IN RE: IDFC LIMITED AND ORS. Vs. STATE

Decided On June 25, 2015
In Re: Idfc Limited And Ors. Appellant
V/S
STATE Respondents

JUDGEMENT

(1.) These Company Petitions are preferred under sections 391 and 394 of the Companies Act, 1956 for sanctioning the scheme of arrangement (Demerger) between the Demerged company with the Resulting company and their respective Shareholders and Creditors and for a direction to file the sanction order to the Scheme with the Registrar of Companies, Tamil Nadu, within 30 days of the receipt of final approval from the Reserve Bank of India for undertaking banking operations under the Banking Regulations Act, 1949. The Scheme of Arrangement (Demerger) is annexed in Annexure 1 in both the petitions.

(2.) M/s IDFC Limited - the petitioner in C.P. No. 191 of 2015 is the Demerged company and M/s IDFC Bank Limited - the petitioner in C.P. No. 192 of 2015 is the Resulting Company.

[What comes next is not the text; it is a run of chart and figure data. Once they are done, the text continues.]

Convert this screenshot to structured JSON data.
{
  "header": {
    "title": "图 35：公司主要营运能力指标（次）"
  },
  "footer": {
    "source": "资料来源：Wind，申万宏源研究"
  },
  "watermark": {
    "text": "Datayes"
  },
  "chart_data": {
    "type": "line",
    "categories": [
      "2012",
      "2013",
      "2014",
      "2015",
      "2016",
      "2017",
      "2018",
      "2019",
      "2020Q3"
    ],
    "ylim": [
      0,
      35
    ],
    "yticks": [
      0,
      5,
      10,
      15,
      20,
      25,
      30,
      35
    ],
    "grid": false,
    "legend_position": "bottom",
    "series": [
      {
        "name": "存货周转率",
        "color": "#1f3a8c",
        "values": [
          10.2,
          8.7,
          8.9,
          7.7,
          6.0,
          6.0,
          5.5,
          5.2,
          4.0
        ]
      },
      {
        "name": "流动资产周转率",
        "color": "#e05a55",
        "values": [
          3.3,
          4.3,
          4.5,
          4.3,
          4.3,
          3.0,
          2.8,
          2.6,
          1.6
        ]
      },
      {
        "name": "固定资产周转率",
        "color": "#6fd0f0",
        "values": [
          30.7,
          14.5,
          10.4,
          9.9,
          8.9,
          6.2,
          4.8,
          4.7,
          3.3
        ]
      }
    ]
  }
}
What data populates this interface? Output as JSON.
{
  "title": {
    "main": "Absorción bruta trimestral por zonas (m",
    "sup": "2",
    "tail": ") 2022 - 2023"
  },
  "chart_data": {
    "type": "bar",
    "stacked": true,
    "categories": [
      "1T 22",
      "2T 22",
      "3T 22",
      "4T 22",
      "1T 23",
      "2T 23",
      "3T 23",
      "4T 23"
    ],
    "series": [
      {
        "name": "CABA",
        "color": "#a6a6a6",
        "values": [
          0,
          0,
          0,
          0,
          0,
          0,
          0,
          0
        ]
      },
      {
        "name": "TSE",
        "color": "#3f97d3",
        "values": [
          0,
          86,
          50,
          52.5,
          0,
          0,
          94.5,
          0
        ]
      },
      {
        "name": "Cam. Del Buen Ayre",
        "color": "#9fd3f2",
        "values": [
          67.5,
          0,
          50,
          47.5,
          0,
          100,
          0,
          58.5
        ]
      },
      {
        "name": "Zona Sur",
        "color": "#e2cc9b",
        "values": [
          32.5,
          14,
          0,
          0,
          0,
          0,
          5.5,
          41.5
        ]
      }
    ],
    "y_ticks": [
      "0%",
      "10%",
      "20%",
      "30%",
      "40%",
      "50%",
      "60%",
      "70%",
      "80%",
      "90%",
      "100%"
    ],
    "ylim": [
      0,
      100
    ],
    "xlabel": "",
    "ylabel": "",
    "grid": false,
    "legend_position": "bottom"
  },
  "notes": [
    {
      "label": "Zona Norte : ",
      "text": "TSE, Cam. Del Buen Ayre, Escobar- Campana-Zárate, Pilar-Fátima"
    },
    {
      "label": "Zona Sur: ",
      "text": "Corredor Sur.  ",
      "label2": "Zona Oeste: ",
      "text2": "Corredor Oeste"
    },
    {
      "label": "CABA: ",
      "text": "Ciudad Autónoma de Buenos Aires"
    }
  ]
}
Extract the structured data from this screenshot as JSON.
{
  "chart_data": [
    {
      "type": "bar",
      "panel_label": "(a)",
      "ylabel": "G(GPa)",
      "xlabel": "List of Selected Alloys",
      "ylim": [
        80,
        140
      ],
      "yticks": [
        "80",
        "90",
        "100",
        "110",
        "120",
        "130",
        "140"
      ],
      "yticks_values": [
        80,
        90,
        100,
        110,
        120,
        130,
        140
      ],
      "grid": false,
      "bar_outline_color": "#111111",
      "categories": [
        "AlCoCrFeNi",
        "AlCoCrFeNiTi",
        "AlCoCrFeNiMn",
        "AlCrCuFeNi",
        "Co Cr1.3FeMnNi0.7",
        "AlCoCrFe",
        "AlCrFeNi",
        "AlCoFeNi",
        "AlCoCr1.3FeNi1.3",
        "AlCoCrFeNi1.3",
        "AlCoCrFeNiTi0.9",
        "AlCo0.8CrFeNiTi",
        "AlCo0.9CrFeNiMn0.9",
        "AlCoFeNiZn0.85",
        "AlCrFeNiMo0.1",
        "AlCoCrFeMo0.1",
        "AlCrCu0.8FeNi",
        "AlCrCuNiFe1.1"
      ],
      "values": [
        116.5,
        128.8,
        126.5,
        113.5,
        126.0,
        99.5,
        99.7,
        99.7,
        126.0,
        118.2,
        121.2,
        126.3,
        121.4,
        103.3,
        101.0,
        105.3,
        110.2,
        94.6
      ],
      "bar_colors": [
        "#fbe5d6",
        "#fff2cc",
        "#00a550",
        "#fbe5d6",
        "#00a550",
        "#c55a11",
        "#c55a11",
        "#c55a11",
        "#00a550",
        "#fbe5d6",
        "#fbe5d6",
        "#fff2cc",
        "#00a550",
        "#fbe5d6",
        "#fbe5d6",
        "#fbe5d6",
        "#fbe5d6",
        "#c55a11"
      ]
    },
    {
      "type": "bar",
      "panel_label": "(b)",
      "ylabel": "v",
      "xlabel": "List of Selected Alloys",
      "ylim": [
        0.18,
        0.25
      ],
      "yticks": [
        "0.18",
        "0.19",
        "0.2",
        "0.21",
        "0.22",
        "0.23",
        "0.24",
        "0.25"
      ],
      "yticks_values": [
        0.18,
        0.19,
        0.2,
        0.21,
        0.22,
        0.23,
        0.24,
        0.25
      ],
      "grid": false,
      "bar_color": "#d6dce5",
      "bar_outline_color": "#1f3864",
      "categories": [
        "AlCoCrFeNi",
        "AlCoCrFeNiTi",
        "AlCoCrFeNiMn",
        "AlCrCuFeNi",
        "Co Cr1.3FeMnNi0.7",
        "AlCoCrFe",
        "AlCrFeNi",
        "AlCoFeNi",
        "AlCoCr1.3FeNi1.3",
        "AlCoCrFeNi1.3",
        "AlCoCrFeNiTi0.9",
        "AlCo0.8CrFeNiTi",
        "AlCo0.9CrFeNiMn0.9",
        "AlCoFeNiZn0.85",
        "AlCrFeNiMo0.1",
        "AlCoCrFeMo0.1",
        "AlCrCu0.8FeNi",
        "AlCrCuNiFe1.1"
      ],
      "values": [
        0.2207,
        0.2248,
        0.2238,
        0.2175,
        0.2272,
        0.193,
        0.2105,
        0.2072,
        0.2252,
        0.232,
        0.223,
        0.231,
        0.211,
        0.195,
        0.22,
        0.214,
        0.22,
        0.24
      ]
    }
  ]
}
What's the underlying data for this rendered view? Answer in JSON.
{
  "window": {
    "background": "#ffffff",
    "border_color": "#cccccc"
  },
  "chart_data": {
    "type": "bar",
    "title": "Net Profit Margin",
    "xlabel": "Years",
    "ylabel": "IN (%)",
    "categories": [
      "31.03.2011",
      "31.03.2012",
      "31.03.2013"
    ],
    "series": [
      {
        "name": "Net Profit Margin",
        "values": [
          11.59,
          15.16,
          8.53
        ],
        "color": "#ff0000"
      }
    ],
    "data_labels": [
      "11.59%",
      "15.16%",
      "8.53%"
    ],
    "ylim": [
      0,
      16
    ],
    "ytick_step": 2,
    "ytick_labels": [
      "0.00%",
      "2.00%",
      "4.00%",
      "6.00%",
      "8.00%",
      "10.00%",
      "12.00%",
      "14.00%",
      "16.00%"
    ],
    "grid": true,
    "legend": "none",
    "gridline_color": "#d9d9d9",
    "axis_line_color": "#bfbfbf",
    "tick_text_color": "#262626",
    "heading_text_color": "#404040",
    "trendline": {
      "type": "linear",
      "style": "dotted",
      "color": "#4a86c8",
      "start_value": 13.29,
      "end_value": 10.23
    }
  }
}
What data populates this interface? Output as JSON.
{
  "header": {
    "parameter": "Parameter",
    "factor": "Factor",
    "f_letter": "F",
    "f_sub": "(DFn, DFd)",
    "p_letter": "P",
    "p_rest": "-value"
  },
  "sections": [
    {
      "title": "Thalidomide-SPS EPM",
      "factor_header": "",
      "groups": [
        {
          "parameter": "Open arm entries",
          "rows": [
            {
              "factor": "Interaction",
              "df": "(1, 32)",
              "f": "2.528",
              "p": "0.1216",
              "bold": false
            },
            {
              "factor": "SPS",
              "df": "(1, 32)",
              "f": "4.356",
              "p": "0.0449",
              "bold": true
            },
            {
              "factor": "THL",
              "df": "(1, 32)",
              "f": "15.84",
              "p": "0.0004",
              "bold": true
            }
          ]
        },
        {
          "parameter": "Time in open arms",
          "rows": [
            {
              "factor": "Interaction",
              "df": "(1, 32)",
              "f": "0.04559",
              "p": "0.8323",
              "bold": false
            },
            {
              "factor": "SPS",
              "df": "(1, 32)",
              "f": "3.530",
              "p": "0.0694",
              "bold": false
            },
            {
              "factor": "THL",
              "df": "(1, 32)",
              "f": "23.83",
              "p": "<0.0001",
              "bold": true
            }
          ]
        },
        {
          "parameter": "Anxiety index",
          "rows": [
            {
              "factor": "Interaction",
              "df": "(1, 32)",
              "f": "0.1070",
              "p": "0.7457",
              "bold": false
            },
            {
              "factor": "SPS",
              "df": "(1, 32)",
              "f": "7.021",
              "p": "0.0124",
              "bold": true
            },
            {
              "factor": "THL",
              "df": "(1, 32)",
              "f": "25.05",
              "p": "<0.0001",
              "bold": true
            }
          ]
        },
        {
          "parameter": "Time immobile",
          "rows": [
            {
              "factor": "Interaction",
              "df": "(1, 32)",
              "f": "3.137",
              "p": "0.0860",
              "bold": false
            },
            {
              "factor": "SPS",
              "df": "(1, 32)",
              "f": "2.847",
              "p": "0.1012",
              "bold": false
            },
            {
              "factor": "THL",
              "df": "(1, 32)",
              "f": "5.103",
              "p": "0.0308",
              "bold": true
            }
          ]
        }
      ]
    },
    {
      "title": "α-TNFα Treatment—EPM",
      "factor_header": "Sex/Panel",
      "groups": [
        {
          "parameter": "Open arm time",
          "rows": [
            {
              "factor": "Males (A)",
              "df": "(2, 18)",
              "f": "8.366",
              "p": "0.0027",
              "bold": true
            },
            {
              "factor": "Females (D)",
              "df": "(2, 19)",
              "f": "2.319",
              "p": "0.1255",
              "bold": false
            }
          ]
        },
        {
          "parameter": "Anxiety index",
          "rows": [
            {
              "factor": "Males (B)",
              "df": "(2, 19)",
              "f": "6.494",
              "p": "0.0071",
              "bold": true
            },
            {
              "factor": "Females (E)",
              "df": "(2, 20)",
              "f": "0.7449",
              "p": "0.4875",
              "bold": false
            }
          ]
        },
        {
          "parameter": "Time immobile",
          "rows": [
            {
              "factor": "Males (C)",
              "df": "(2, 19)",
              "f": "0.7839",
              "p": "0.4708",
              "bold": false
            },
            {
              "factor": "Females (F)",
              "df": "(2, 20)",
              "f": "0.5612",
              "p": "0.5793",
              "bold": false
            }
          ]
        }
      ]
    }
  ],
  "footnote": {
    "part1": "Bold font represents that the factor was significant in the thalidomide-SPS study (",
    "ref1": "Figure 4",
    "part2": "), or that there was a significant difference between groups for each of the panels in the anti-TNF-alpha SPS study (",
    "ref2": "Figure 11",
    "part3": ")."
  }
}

(3.) From the records, it is seen that the demerged company, which was primarily engaged in the business of providing end-to-end project financing and other financial services, pursuant to the in-principle approval granted by the Reserve Bank of India, to fulfill the terms and conditions of the approval and other conditions set out by the Reserve Bank of India as well as the other applicable rules and circulars of the Reserve Bank of India and to transfer its relevant business activities, proposed under the Scheme to demerge its Financing Undertaking to the resulting Company, a Public Limited Company, which was established to carry out the business of banking.